American political consultant

Andrea Saul (born 1982) has worked on a number of political campaigns, and was the campaign press secretary for the 2012 Mitt Romney presidential campaign.

==Early life and education==
Saul's father, Julian Saul, is a former president of Shaw Industries, a carpet manufacturer. Saul was raised in Dalton, Georgia, graduated from Girls Preparatory School in Chattanooga in 2000, and graduated from Vanderbilt University in 2004, majoring in communication studies and Spanish.

==Career==
After graduation, she worked for NBC in Athens during the 2004 Olympic Games, and then moved to Washington, D.C., where she took a job with DCI Group, a public relations firm.

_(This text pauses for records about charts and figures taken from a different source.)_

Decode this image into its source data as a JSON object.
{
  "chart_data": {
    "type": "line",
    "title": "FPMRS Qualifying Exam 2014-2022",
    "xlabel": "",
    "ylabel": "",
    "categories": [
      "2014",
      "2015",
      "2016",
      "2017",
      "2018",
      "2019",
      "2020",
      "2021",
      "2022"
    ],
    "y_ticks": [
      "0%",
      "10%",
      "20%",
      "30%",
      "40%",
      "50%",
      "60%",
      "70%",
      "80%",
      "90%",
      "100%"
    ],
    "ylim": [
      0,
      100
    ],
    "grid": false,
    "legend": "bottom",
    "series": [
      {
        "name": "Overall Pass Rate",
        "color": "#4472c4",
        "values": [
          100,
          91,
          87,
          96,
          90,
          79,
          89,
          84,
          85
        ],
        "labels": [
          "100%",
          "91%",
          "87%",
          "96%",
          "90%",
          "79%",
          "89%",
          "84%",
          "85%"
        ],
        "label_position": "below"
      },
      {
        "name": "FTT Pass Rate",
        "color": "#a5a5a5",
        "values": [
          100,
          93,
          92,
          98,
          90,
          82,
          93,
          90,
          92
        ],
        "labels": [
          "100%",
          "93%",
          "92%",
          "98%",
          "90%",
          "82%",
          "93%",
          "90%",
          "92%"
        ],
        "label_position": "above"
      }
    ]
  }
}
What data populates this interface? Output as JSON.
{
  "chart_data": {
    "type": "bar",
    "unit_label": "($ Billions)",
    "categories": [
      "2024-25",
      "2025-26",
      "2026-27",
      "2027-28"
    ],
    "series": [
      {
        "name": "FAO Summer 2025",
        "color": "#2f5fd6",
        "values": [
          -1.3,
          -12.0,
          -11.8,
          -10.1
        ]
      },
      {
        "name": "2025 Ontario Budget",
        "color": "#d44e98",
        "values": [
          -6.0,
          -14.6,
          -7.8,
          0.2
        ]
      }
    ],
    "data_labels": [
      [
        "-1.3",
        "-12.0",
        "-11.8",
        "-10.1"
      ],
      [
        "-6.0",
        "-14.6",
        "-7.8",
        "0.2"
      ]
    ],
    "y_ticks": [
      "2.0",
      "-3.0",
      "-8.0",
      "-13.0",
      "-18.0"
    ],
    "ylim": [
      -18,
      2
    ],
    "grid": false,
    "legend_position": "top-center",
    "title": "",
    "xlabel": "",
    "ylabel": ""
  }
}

She joined the 2008 John McCain presidential campaign in February 2007 for a few months until it ran low on funding, then moved to the Republican National Committee, and later rejoined the McCain campaign as its media affairs director by April 2008. She subsequently worked for Senator Orrin Hatch, Florida Governor Charlie Crist, and Carly Fiorina. She first met Mitt Romney during the McCain campaign. In 2015, Saul signed an amicus brief to the United States Supreme Court in favor of legalizing same-sex marriage.

In 2020, she endorsed McCain and Romney's vice presidential opponent Joe Biden for president.